Before we start the application, the interfaces to the fuzzy module must be defined. The implementation is a straightforward application of the theory in Chapter 30, "Fuzzy Logic," but interfaces are necessary to interact with it. Because fuzzy expert systems are surprisingly close to rule-based systems, the design is mostly borrowed from Part II.
First, we'll consider how the fuzzy module can initialize itself from disk, loading the different components separately.
The working memory contains the fuzzy terms used by the interpreter. These terms may be individual variables or part of linguistic variables. There is no difference between these two types of fuzzy terms, except the way they are referred to later by the rules.
Some fuzzy terms need to be associated with a membership function. This is necessary for fuzzy variables that need fuzzifying by the system (inputs), or those that need defuzzifying automatically (outputs). We'll define the membership function for a symmetric triangle, which is often sufficient (see Listing 31.1).
The term open is defined as a membership function over the base variable of door. The other two terms will be set manually by the user.
<memory> <Variable name="platform"> <Term name="ready" /> <Term name="arrived" /> </Variable> <Variable name="door"> <Term name="open"> <triangle center="0" base="45" /> </Term> </Variable> </memory>
The rulebase must express the relationships between the fuzzy variables. This is done by a set of rules, each with conditions and actions. In the example from Listing 31.2, the rule is defined by a single fuzzy term and a linguistic one. An arbitrary number of statements are allowed within both the head and body of the rule.
The conditions are understood implicitly as a conjunction (AND) of all the statements. Just like for the rule-based system, there are no particular limitations with this paradigm, because disjunctions (OR) can be split into multiple rules.
<rulebase> <Rule> <conditions> <Term name="aboard" /> <Variable name="platform" value="arrived" /> </conditions> <body> <Variable name="move" term="forward" value="1" /> <Variable name="turn" term="exit" value="1" /> </body> </Rule> </rulebase>
Modifiers are handled by nesting the fuzzy terms within a modifier tag such as very, extremely, somewhat, and so on. Currently, these need to be defined within the fuzzy system.
After the mechanisms for initialization, the discussion can focus on the runtime functionality.
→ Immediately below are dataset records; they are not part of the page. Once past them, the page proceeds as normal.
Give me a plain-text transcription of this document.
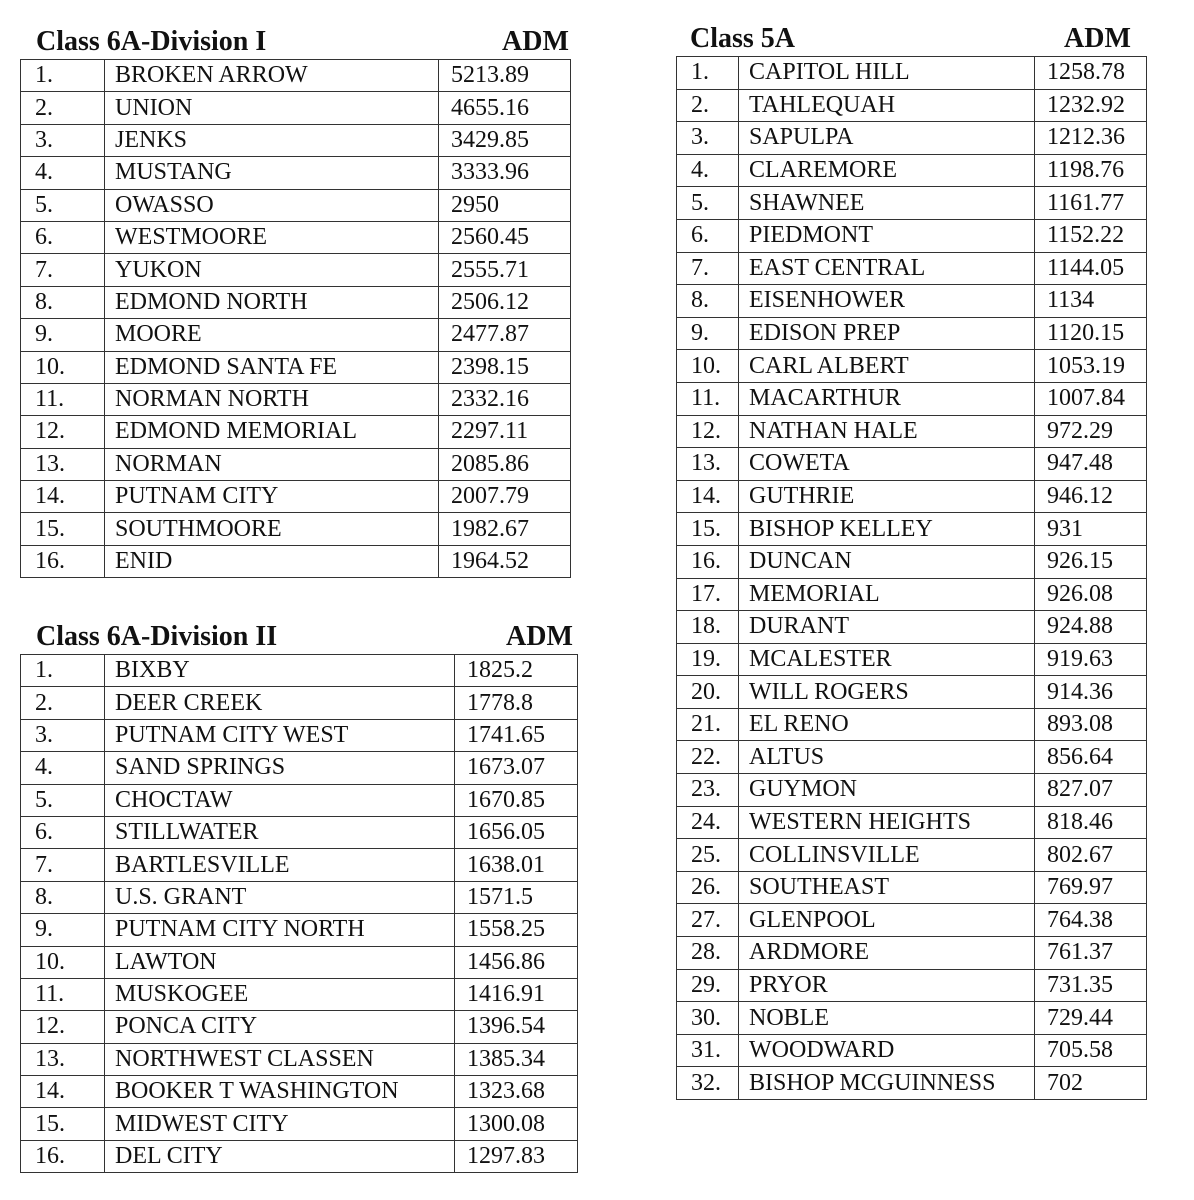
Class 6A-Division I	ADM
1.	BROKEN ARROW	5213.89
2.	UNION	4655.16
3.	JENKS	3429.85
4.	MUSTANG	3333.96
5.	OWASSO	2950
6.	WESTMOORE	2560.45
7.	YUKON	2555.71
8.	EDMOND NORTH	2506.12
9.	MOORE	2477.87
10.	EDMOND SANTA FE	2398.15
11.	NORMAN NORTH	2332.16
12.	EDMOND MEMORIAL	2297.11
13.	NORMAN	2085.86
14.	PUTNAM CITY	2007.79
15.	SOUTHMOORE	1982.67
16.	ENID	1964.52
Class 6A-Division II	ADM
1.	BIXBY	1825.2
2.	DEER CREEK	1778.8
3.	PUTNAM CITY WEST	1741.65
4.	SAND SPRINGS	1673.07
5.	CHOCTAW	1670.85
6.	STILLWATER	1656.05
7.	BARTLESVILLE	1638.01
8.	U.S. GRANT	1571.5
9.	PUTNAM CITY NORTH	1558.25
10.	LAWTON	1456.86
11.	MUSKOGEE	1416.91
12.	PONCA CITY	1396.54
13.	NORTHWEST CLASSEN	1385.34
14.	BOOKER T WASHINGTON	1323.68
15.	MIDWEST CITY	1300.08
16.	DEL CITY	1297.83
Class 5A	ADM
1.	CAPITOL HILL	1258.78
2.	TAHLEQUAH	1232.92
3.	SAPULPA	1212.36
4.	CLAREMORE	1198.76
5.	SHAWNEE	1161.77
6.	PIEDMONT	1152.22
7.	EAST CENTRAL	1144.05
8.	EISENHOWER	1134
9.	EDISON PREP	1120.15
10.	CARL ALBERT	1053.19
11.	MACARTHUR	1007.84
12.	NATHAN HALE	972.29
13.	COWETA	947.48
14.	GUTHRIE	946.12
15.	BISHOP KELLEY	931
16.	DUNCAN	926.15
17.	MEMORIAL	926.08
18.	DURANT	924.88
19.	MCALESTER	919.63
20.	WILL ROGERS	914.36
21.	EL RENO	893.08
22.	ALTUS	856.64
23.	GUYMON	827.07
24.	WESTERN HEIGHTS	818.46
25.	COLLINSVILLE	802.67
26.	SOUTHEAST	769.97
27.	GLENPOOL	764.38
28.	ARDMORE	761.37
29.	PRYOR	731.35
30.	NOBLE	729.44
31.	WOODWARD	705.58
32.	BISHOP MCGUINNESS	702
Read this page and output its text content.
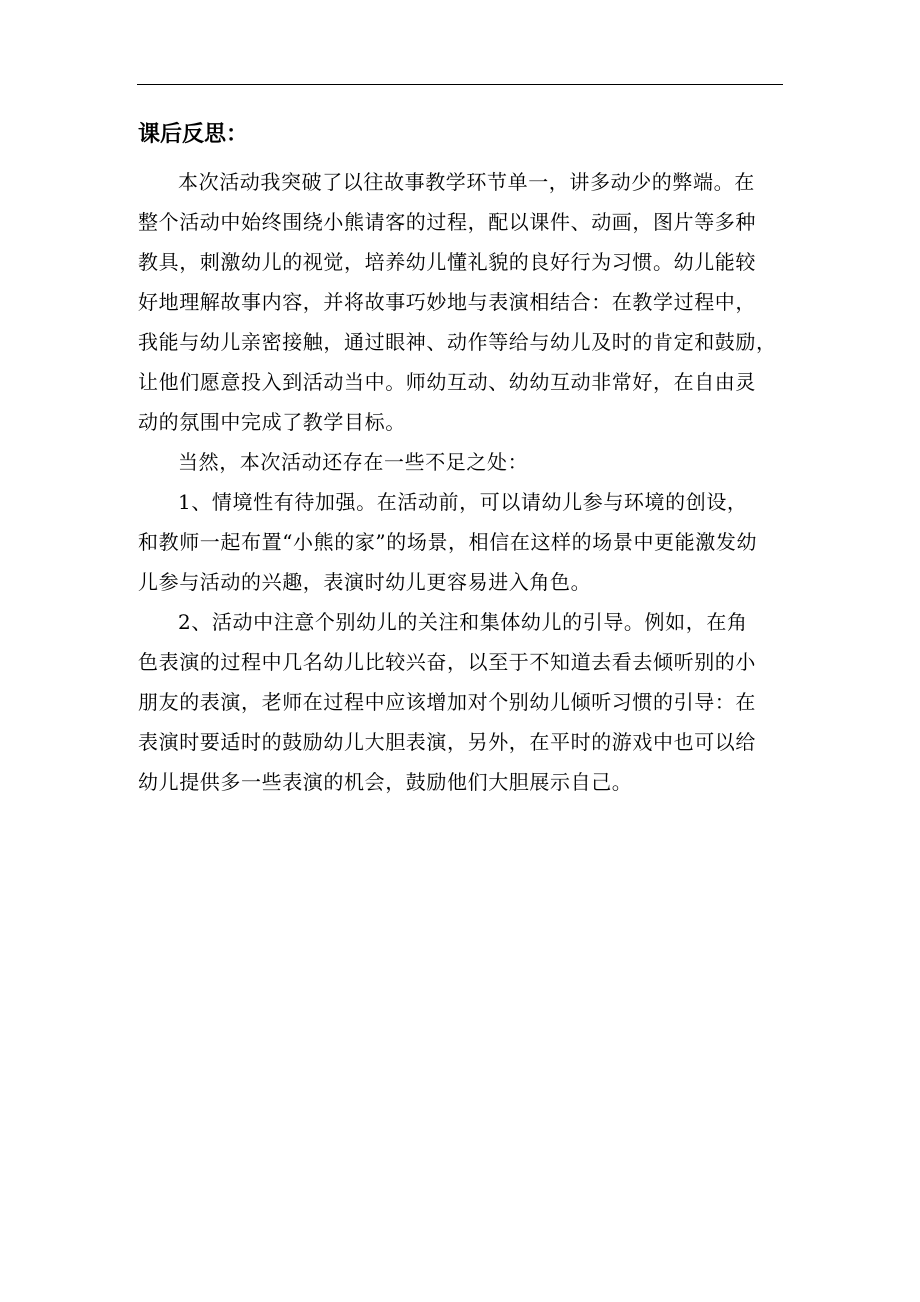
课后反思：
本次活动我突破了以往故事教学环节单一，讲多动少的弊端。在
整个活动中始终围绕小熊请客的过程，配以课件、动画，图片等多种
教具，刺激幼儿的视觉，培养幼儿懂礼貌的良好行为习惯。幼儿能较
好地理解故事内容，并将故事巧妙地与表演相结合：在教学过程中，
我能与幼儿亲密接触，通过眼神、动作等给与幼儿及时的肯定和鼓励，
让他们愿意投入到活动当中。师幼互动、幼幼互动非常好，在自由灵
动的氛围中完成了教学目标。
当然，本次活动还存在一些不足之处：
1、情境性有待加强。在活动前，可以请幼儿参与环境的创设，
和教师一起布置“小熊的家”的场景，相信在这样的场景中更能激发幼
儿参与活动的兴趣，表演时幼儿更容易进入角色。
2、活动中注意个别幼儿的关注和集体幼儿的引导。例如，在角
色表演的过程中几名幼儿比较兴奋，以至于不知道去看去倾听别的小
朋友的表演，老师在过程中应该增加对个别幼儿倾听习惯的引导：在
表演时要适时的鼓励幼儿大胆表演，另外，在平时的游戏中也可以给
幼儿提供多一些表演的机会，鼓励他们大胆展示自己。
This native interface handles callbacks automatically for convenience and efficiency. The other type of interface allows dynamic queries, covered shortly after.
To prevent having to feed data into the fuzzy system, a native interface is defined. Using C++ callbacks allows the fuzzy system to gather the information by itself. This proves more convenient and simplifies the code tremendously:
void SetSensor( const SensorFunc& s, const string& symbol ); void SetEffector( const EffectorFunc& e, const string& symbol );
Two functions are used: one to gather the content of a fuzzy term (sensor), and the other to pass the value of the fuzzy term back to the client (effector). The callback functions must be defined according to an existing prototype, specified by the fuzzy system.
Because these two functions are only convenient for accessing single fuzzy terms, there are actually another two ways to declare sensors and effectors. These take two string parameters rather than one; the first specifies the linguistic variable, the second refers to the nested fuzzy term.
void Set( const string& symbol, const float value ); float Get( const string& symbol ) const;
These can query the content of any single fuzzy term. Once again, two more of these functions deal with linguistic variables, using two strings as parameters.